Aether/alembic/versions/20260110_2000_consolidated_schema_updates.py

"""consolidated schema updates

Revision ID: m4n5o6p7q8r9
Revises: 02a45b66b7c4
Create Date: 2026-01-10 20:00:00.000000

This migration consolidates all schema changes from 2026-01-08 to 2026-01-10:

1. provider_api_keys: Key 直接关联 Provider (provider_id, api_formats)
2. provider_api_keys: 添加 rate_multipliers JSON 字段（按格式费率）
3. models: global_model_id 改为可空（支持独立 ProviderModel）
4. providers: 添加 timeout, max_retries, proxy（从 endpoint 迁移）
5. providers: display_name 重命名为 name，删除原 name
6. provider_api_keys: max_concurrent -> rpm_limit（并发改 RPM）
7. provider_api_keys: 健康度改为按格式存储（health_by_format, circuit_breaker_by_format）
8. provider_endpoints: 删除废弃的 rate_limit 列
9. usage: 添加 client_response_headers 字段
10. provider_api_keys: 删除 endpoint_id（Key 不再与 Endpoint 绑定）
11. provider_endpoints: 删除废弃的 max_concurrent 列
12. providers: 删除废弃的 rpm_limit, rpm_used, rpm_reset_at 列
"""

import logging
from alembic import op
import sqlalchemy as sa
from sqlalchemy.dialects import postgresql
from sqlalchemy import inspect


# 配置日志
alembic_logger = logging.getLogger("alembic.runtime.migration")

revision = "m4n5o6p7q8r9"
down_revision = "02a45b66b7c4"
branch_labels = None
depends_on = None


def _column_exists(table_name: str, column_name: str) -> bool:
    """Check if a column exists in the table"""
    bind = op.get_bind()
    inspector = inspect(bind)
    columns = [col["name"] for col in inspector.get_columns(table_name)]
    return column_name in columns


def _constraint_exists(table_name: str, constraint_name: str) -> bool:
    """Check if a constraint exists"""
    bind = op.get_bind()
    inspector = inspect(bind)
    fks = inspector.get_foreign_keys(table_name)
    return any(fk.get("name") == constraint_name for fk in fks)
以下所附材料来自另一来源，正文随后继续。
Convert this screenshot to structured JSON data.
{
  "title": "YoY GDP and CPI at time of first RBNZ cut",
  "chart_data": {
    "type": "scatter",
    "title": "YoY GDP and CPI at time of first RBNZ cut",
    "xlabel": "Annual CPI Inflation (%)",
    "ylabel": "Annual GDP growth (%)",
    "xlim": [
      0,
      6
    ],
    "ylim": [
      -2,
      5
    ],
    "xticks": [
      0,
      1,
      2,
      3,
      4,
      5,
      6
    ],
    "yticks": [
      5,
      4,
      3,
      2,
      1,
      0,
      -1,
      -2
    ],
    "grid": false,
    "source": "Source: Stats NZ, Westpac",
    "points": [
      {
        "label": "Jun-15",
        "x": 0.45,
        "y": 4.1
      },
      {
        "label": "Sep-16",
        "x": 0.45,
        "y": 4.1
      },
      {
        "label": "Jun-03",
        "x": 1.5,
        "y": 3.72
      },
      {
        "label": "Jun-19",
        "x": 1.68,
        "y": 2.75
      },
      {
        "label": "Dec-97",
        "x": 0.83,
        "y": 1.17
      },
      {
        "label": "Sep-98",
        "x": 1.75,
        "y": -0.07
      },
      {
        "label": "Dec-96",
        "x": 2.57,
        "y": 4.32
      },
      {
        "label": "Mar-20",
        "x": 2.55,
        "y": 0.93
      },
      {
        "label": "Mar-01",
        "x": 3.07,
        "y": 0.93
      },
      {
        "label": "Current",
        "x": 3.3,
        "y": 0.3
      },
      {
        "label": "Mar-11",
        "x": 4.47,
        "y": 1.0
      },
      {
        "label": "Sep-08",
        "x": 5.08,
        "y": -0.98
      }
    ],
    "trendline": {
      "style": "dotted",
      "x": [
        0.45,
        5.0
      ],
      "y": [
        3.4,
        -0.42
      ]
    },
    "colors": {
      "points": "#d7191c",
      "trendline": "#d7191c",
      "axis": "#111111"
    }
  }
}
def _index_exists(table_name: str, index_name: str) -> bool:
    """Check if an index exists"""
    bind = op.get_bind()
    inspector = inspect(bind)
    indexes = inspector.get_indexes(table_name)
    return any(idx.get("name") == index_name for idx in indexes)


def upgrade() -> None:
    """Apply all consolidated schema changes"""
    bind = op.get_bind()

    # ========== 1. provider_api_keys: 添加 provider_id 和 api_formats ==========
    if not _column_exists("provider_api_keys", "provider_id"):
        op.add_column("provider_api_keys", sa.Column("provider_id", sa.String(36), nullable=True))

        # 数据迁移：从 endpoint 获取 provider_id
        op.execute("""
            UPDATE provider_api_keys k
            SET provider_id = e.provider_id
            FROM provider_endpoints e
            WHERE k.endpoint_id = e.id AND k.provider_id IS NULL
        """)

        # 检查无法关联的孤儿 Key
        result = bind.execute(sa.text(
            "SELECT COUNT(*) FROM provider_api_keys WHERE provider_id IS NULL"
        ))
        orphan_count = result.scalar() or 0
        if orphan_count > 0:
            # 使用 logger 记录更明显的告警
            alembic_logger.warning("=" * 60)
            alembic_logger.warning(f"[MIGRATION WARNING] 发现 {orphan_count} 个无法关联 Provider 的孤儿 Key")
            alembic_logger.warning("=" * 60)
            alembic_logger.info("正在备份孤儿 Key 到 _orphan_api_keys_backup 表...")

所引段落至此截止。